Tonight I am sitting here, filled with so much gratitude that I literally could bust at the seams.
I have been so blessed in this life with such amazing and faithful friends.
Friends who have seen me at my worst and still loved me in spite of myself. Friends who, no matter what, have come and helped me when I have needed them. Friends who I couldn't imagine living this life without. Honest, compassionate, loving, and generous friends.
I'd love to tell you about what a great friend I've been to them, too.
But I can't do that.
Over the years, I've been hateful, self-centered, and just plain rude to each of them at one time or another. I've been so miserable inside of myself that I've taken it out on them.
What did I gain from those actions?
What did I change?
What in the world was I thinking?
Today my friend Edith and I spent almost three hours chatting while our kiddos played at CEC. It's our little get-away, our chance to catch up and reconnect and we try to do it whenever school is out, such as Christmas vacation or Spring Break. I treasure her and her friendship more than she probably knows. I've not done a good job telling her what she means to me, but it's something I am working on. I want her to know without a doubt that they she holds an important spot in my heart.

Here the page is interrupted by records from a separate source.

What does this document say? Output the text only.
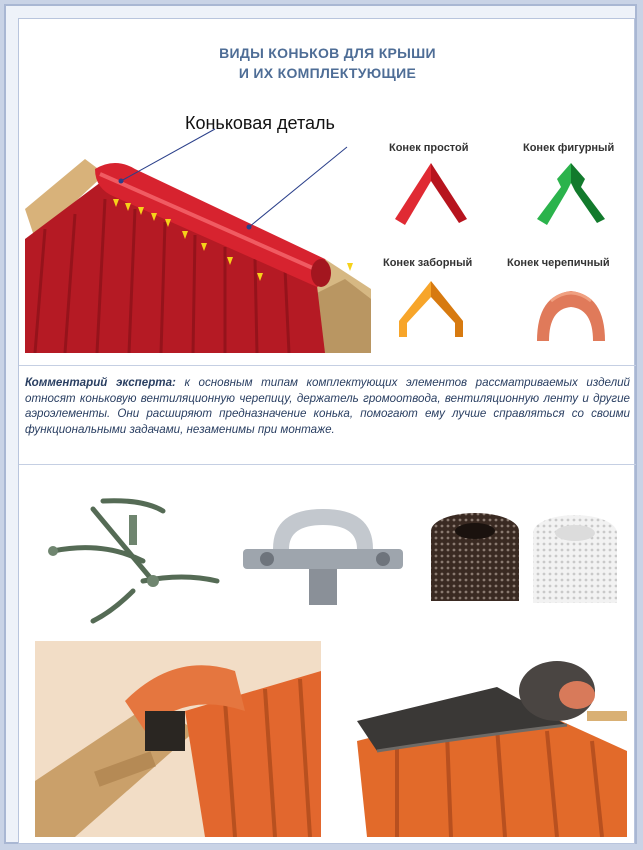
ВИДЫ КОНЬКОВ ДЛЯ КРЫШИ
И ИХ КОМПЛЕКТУЮЩИЕ
Коньковая деталь
Конек простой	Конек фигурный
Конек заборный	Конек черепичный
Комментарий эксперта: к основным типам комплектующих элементов рассматриваемых изделий относят коньковую вентиляционную черепицу, держатель громоотвода, вентиляционную ленту и другие аэроэлементы. Они расширяют предназначение конька, помогают ему лучше справляться со своими функциональными задачами, незаменимы при монтаже.
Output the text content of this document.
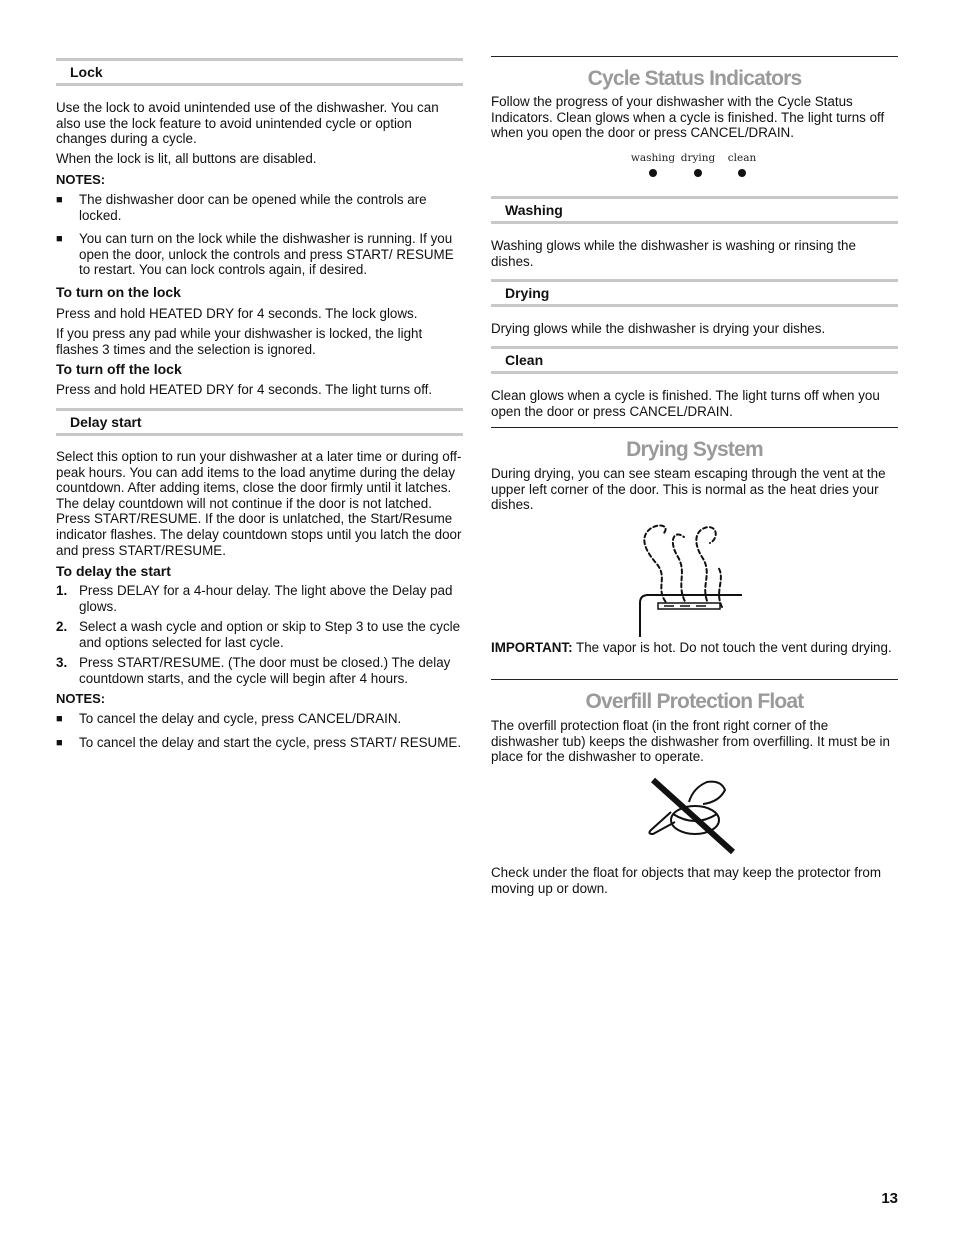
Lock

Use the lock to avoid unintended use of the dishwasher. You can also use the lock feature to avoid unintended cycle or option changes during a cycle.

When the lock is lit, all buttons are disabled.

NOTES:

■ The dishwasher door can be opened while the controls are locked.
■ You can turn on the lock while the dishwasher is running. If you open the door, unlock the controls and press START/ RESUME to restart. You can lock controls again, if desired.

To turn on the lock

Press and hold HEATED DRY for 4 seconds. The lock glows.

If you press any pad while your dishwasher is locked, the light flashes 3 times and the selection is ignored.

To turn off the lock

Press and hold HEATED DRY for 4 seconds. The light turns off.

Delay start

Select this option to run your dishwasher at a later time or during off-peak hours. You can add items to the load anytime during the delay countdown. After adding items, close the door firmly until it latches. The delay countdown will not continue if the door is not latched. Press START/RESUME. If the door is unlatched, the Start/Resume indicator flashes. The delay countdown stops until you latch the door and press START/RESUME.

To delay the start

1. Press DELAY for a 4-hour delay. The light above the Delay pad glows.
2. Select a wash cycle and option or skip to Step 3 to use the cycle and options selected for last cycle.
3. Press START/RESUME. (The door must be closed.) The delay countdown starts, and the cycle will begin after 4 hours.

NOTES:

■ To cancel the delay and cycle, press CANCEL/DRAIN.
■ To cancel the delay and start the cycle, press START/ RESUME.
Cycle Status Indicators

Follow the progress of your dishwasher with the Cycle Status Indicators. Clean glows when a cycle is finished. The light turns off when you open the door or press CANCEL/DRAIN.

washing drying clean
Washing

Washing glows while the dishwasher is washing or rinsing the dishes.

Drying

Drying glows while the dishwasher is drying your dishes.

Clean

Clean glows when a cycle is finished. The light turns off when you open the door or press CANCEL/DRAIN.

Drying System

During drying, you can see steam escaping through the vent at the upper left corner of the door. This is normal as the heat dries your dishes.

IMPORTANT: The vapor is hot. Do not touch the vent during drying.

Overfill Protection Float

The overfill protection float (in the front right corner of the dishwasher tub) keeps the dishwasher from overfilling. It must be in place for the dishwasher to operate.

Check under the float for objects that may keep the protector from moving up or down.

13
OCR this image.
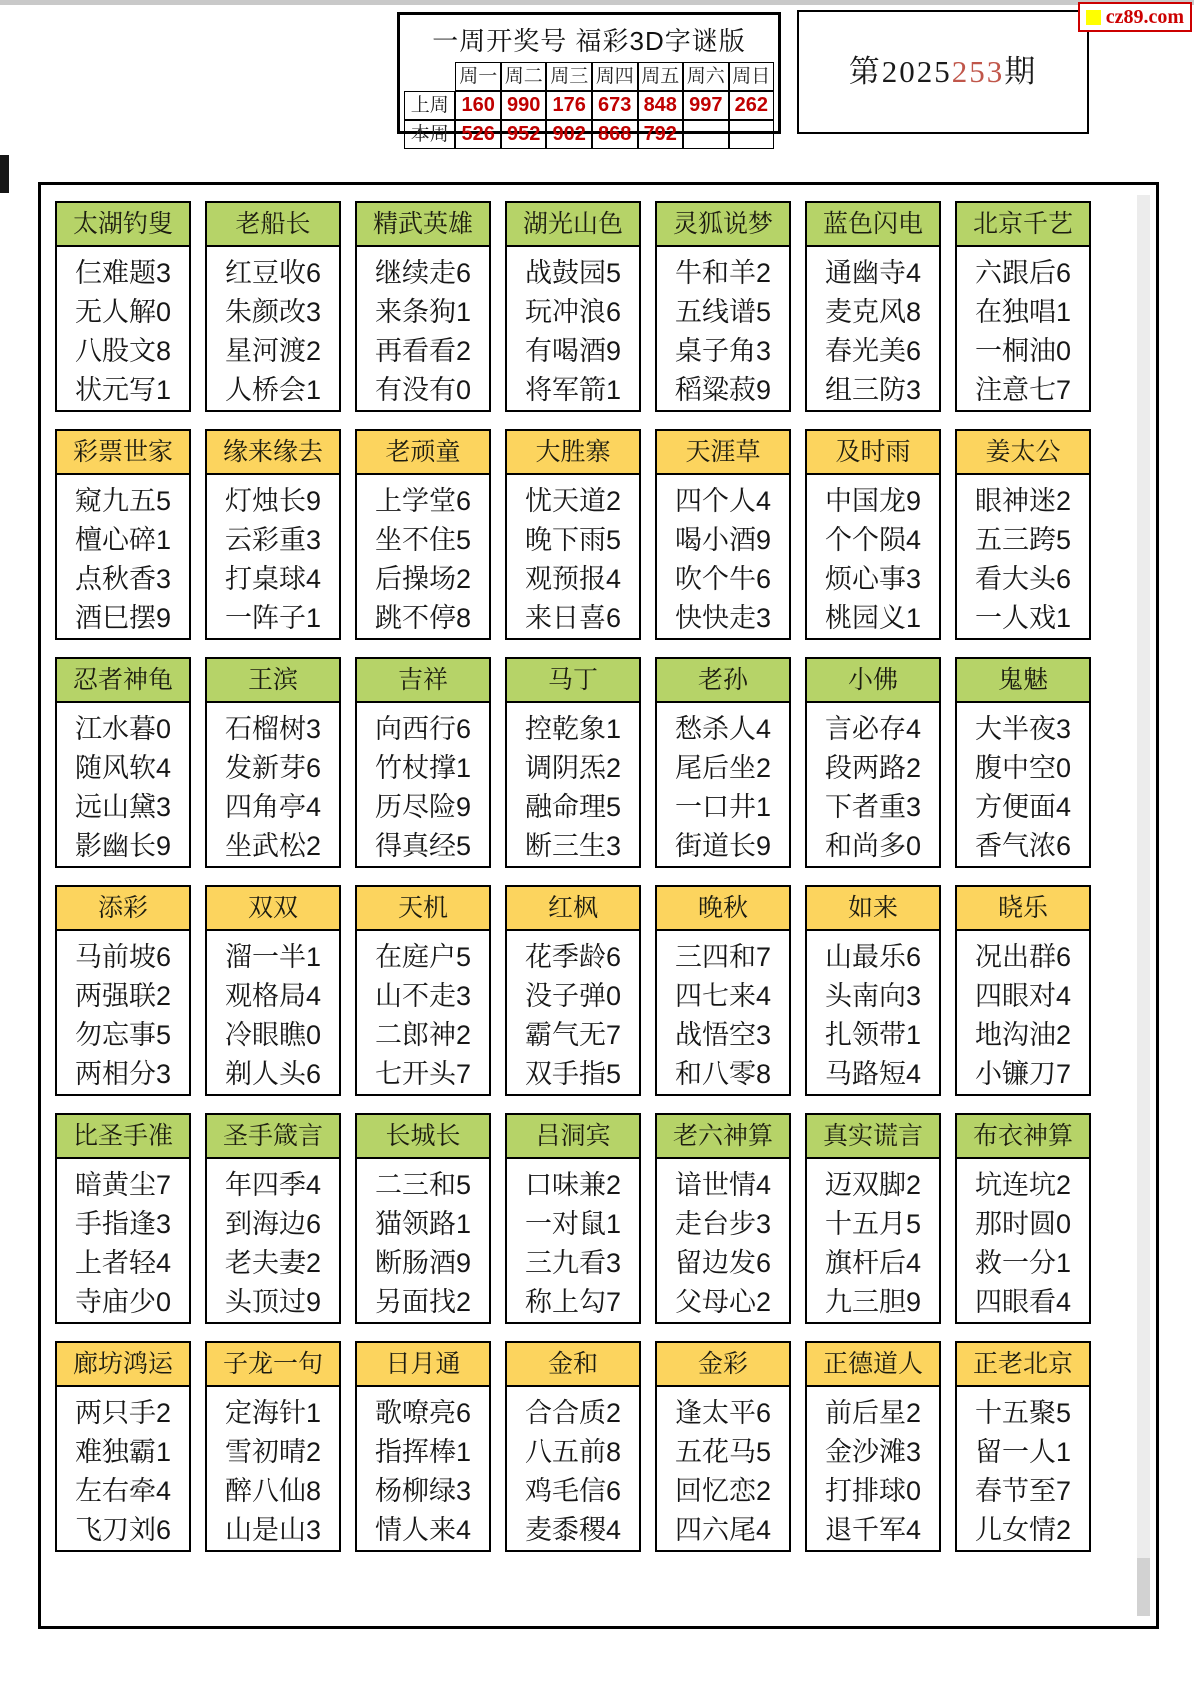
一周开奖号 福彩3D字谜版
周一 周二 周三 周四 周五 周六 周日
上周 160 990 176 673 848 997 262
本周 526 952 902 868 792
第2025253期
cz89.com
太湖钓叟
仨难题3
无人解0
八股文8
状元写1
老船长
红豆收6
朱颜改3
星河渡2
人桥会1
精武英雄
继续走6
来条狗1
再看看2
有没有0
湖光山色
战鼓园5
玩冲浪6
有喝酒9
将军箭1
灵狐说梦
牛和羊2
五线谱5
桌子角3
稻粱菽9
蓝色闪电
通幽寺4
麦克风8
春光美6
组三防3
北京千艺
六跟后6
在独唱1
一桐油0
注意七7
彩票世家
窥九五5
檀心碎1
点秋香3
酒巳摆9
缘来缘去
灯烛长9
云彩重3
打桌球4
一阵子1
老顽童
上学堂6
坐不住5
后操场2
跳不停8
大胜寨
忧天道2
晚下雨5
观预报4
来日喜6
天涯草
四个人4
喝小酒9
吹个牛6
快快走3
及时雨
中国龙9
个个陨4
烦心事3
桃园义1
姜太公
眼神迷2
五三跨5
看大头6
一人戏1
忍者神龟
江水暮0
随风软4
远山黛3
影幽长9
王滨
石榴树3
发新芽6
四角亭4
坐武松2
吉祥
向西行6
竹杖撑1
历尽险9
得真经5
马丁
控乾象1
调阴炁2
融命理5
断三生3
老孙
愁杀人4
尾后坐2
一口井1
街道长9
小佛
言必存4
段两路2
下者重3
和尚多0
鬼魅
大半夜3
腹中空0
方便面4
香气浓6
添彩
马前坡6
两强联2
勿忘事5
两相分3
双双
溜一半1
观格局4
冷眼瞧0
剃人头6
天机
在庭户5
山不走3
二郎神2
七开头7
红枫
花季龄6
没子弹0
霸气无7
双手指5
晚秋
三四和7
四七来4
战悟空3
和八零8
如来
山最乐6
头南向3
扎领带1
马路短4
晓乐
况出群6
四眼对4
地沟油2
小镰刀7
比圣手准
暗黄尘7
手指逢3
上者轻4
寺庙少0
圣手箴言
年四季4
到海边6
老夫妻2
头顶过9
长城长
二三和5
猫领路1
断肠酒9
另面找2
吕洞宾
口味兼2
一对鼠1
三九看3
称上勾7
老六神算
谙世情4
走台步3
留边发6
父母心2
真实谎言
迈双脚2
十五月5
旗杆后4
九三胆9
布衣神算
坑连坑2
那时圆0
救一分1
四眼看4
廊坊鸿运
两只手2
难独霸1
左右牵4
飞刀刘6
子龙一句
定海针1
雪初晴2
醉八仙8
山是山3
日月通
歌嘹亮6
指挥棒1
杨柳绿3
情人来4
金和
合合质2
八五前8
鸡毛信6
麦黍稷4
金彩
逢太平6
五花马5
回忆恋2
四六尾4
正德道人
前后星2
金沙滩3
打排球0
退千军4
正老北京
十五聚5
留一人1
春节至7
儿女情2
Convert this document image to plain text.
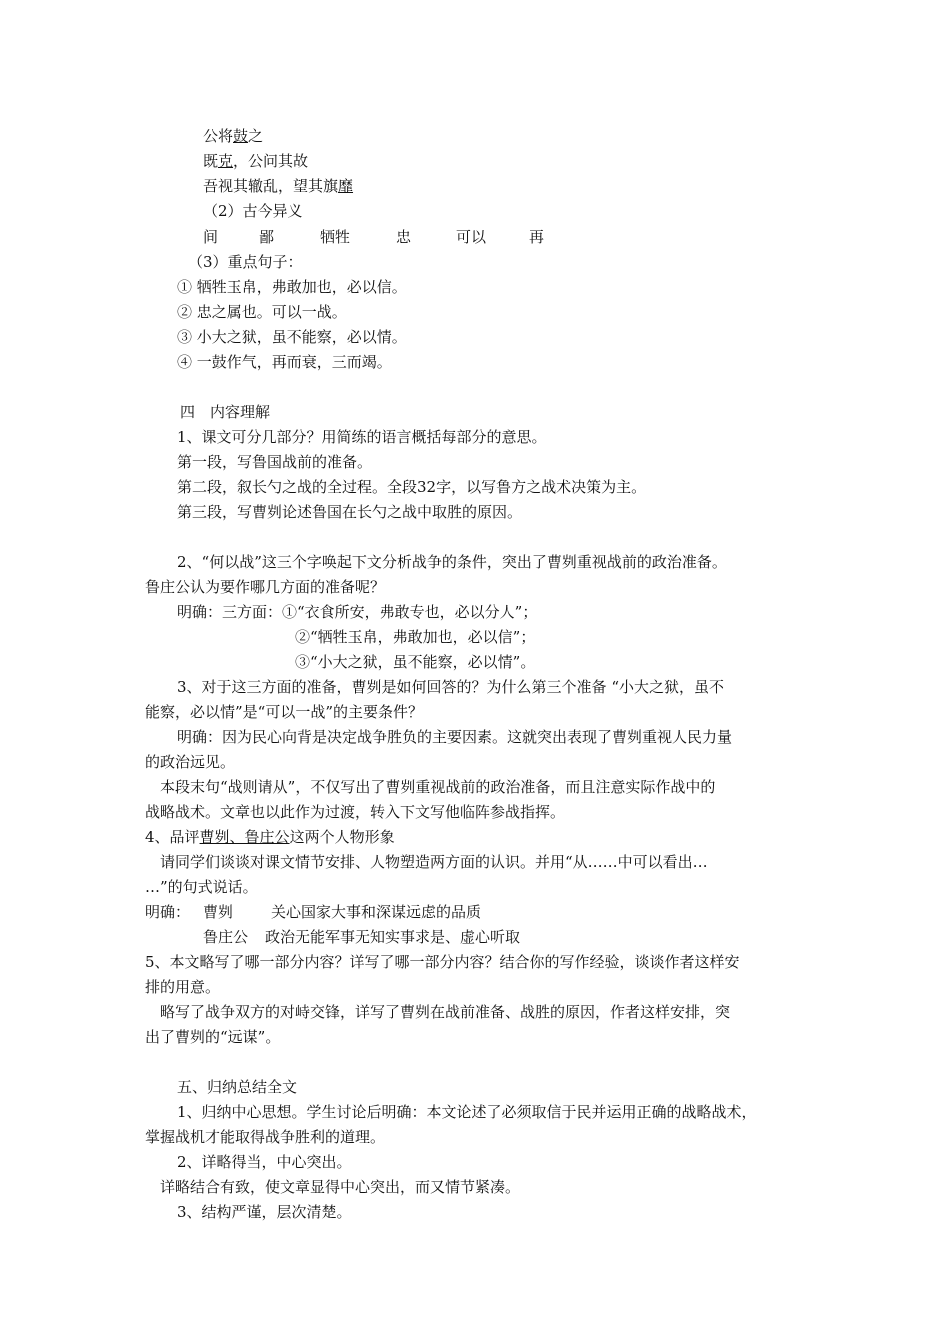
公将鼓之
既克，公问其故
吾视其辙乱，望其旗靡
（2）古今异义
间	鄙	牺牲	忠	可以	再
（3）重点句子：
① 牺牲玉帛，弗敢加也，必以信。
② 忠之属也。可以一战。
③ 小大之狱，虽不能察，必以情。
④ 一鼓作气，再而衰，三而竭。
四　内容理解
1、课文可分几部分？用简练的语言概括每部分的意思。
第一段，写鲁国战前的准备。
第二段，叙长勺之战的全过程。全段32字，以写鲁方之战术决策为主。
第三段，写曹刿论述鲁国在长勺之战中取胜的原因。
2、“何以战”这三个字唤起下文分析战争的条件，突出了曹刿重视战前的政治准备。
鲁庄公认为要作哪几方面的准备呢？
明确：三方面：①“衣食所安，弗敢专也，必以分人”；
②“牺牲玉帛，弗敢加也，必以信”；
③“小大之狱，虽不能察，必以情”。
3、对于这三方面的准备，曹刿是如何回答的？为什么第三个准备 “小大之狱，虽不
能察，必以情”是“可以一战”的主要条件？
明确：因为民心向背是决定战争胜负的主要因素。这就突出表现了曹刿重视人民力量
的政治远见。
本段末句“战则请从”，不仅写出了曹刿重视战前的政治准备，而且注意实际作战中的
战略战术。文章也以此作为过渡，转入下文写他临阵参战指挥。
4、品评曹刿、鲁庄公这两个人物形象
请同学们谈谈对课文情节安排、人物塑造两方面的认识。并用“从……中可以看出…
…”的句式说话。
明确： 曹刿	关心国家大事和深谋远虑的品质
鲁庄公 政治无能军事无知实事求是、虚心听取
5、本文略写了哪一部分内容？详写了哪一部分内容？结合你的写作经验，谈谈作者这样安
排的用意。
略写了战争双方的对峙交锋，详写了曹刿在战前准备、战胜的原因，作者这样安排，突
出了曹刿的“远谋”。
五、归纳总结全文
1、归纳中心思想。学生讨论后明确：本文论述了必须取信于民并运用正确的战略战术，
掌握战机才能取得战争胜利的道理。
2、详略得当，中心突出。
详略结合有致，使文章显得中心突出，而又情节紧凑。
3、结构严谨，层次清楚。
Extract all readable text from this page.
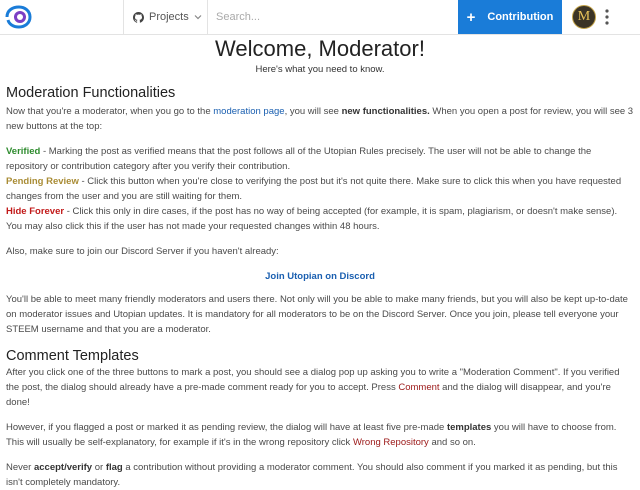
Projects Search...	+ Contribution	M
Welcome, Moderator!
Here's what you need to know.
Moderation Functionalities

Now that you're a moderator, when you go to the moderation page, you will see new functionalities. When you open a post for review, you will see 3 new buttons at the top:

Verified - Marking the post as verified means that the post follows all of the Utopian Rules precisely. The user will not be able to change the repository or contribution category after you verify their contribution.

Pending Review - Click this button when you're close to verifying the post but it's not quite there. Make sure to click this when you have requested changes from the user and you are still waiting for them.

Hide Forever - Click this only in dire cases, if the post has no way of being accepted (for example, it is spam, plagiarism, or doesn't make sense). You may also click this if the user has not made your requested changes within 48 hours.

Also, make sure to join our Discord Server if you haven't already:

Join Utopian on Discord

You'll be able to meet many friendly moderators and users there. Not only will you be able to make many friends, but you will also be kept up-to-date on moderator issues and Utopian updates. It is mandatory for all moderators to be on the Discord Server. Once you join, please tell everyone your STEEM username and that you are a moderator.

Comment Templates

After you click one of the three buttons to mark a post, you should see a dialog pop up asking you to write a "Moderation Comment". If you verified the post, the dialog should already have a pre-made comment ready for you to accept. Press Comment and the dialog will disappear, and you're done!

However, if you flagged a post or marked it as pending review, the dialog will have at least five pre-made templates you will have to choose from. This will usually be self-explanatory, for example if it's in the wrong repository click Wrong Repository and so on.

Never accept/verify or flag a contribution without providing a moderator comment. You should also comment if you marked it as pending, but this isn't completely mandatory.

Later tonight, my friend Loretta and I went to see the new movie, New Year's Eve. She and I have seen many movies together over the course of our friendship and I realized tonight that I have neglected our friendship lately. She has always been so kind to me and has never judged me no matter what I have said or done to her and for that I am so grateful. We made a pact tonight to see more movies together in 2012. Kind of a new year's resolution for our friendship, you could say. I'm looking forward to us reconnecting through movies and dinners over the next several weeks/months.
So, tonight, on this Thankful Thursday, I am grateful for my friends... the ones I was blessed to spend time with today and those who were with me in my heart.
I'm so blessed and it's about time I give thanks for the blessings which I have been given.
What are YOU thankful for this last Thursday of 2011?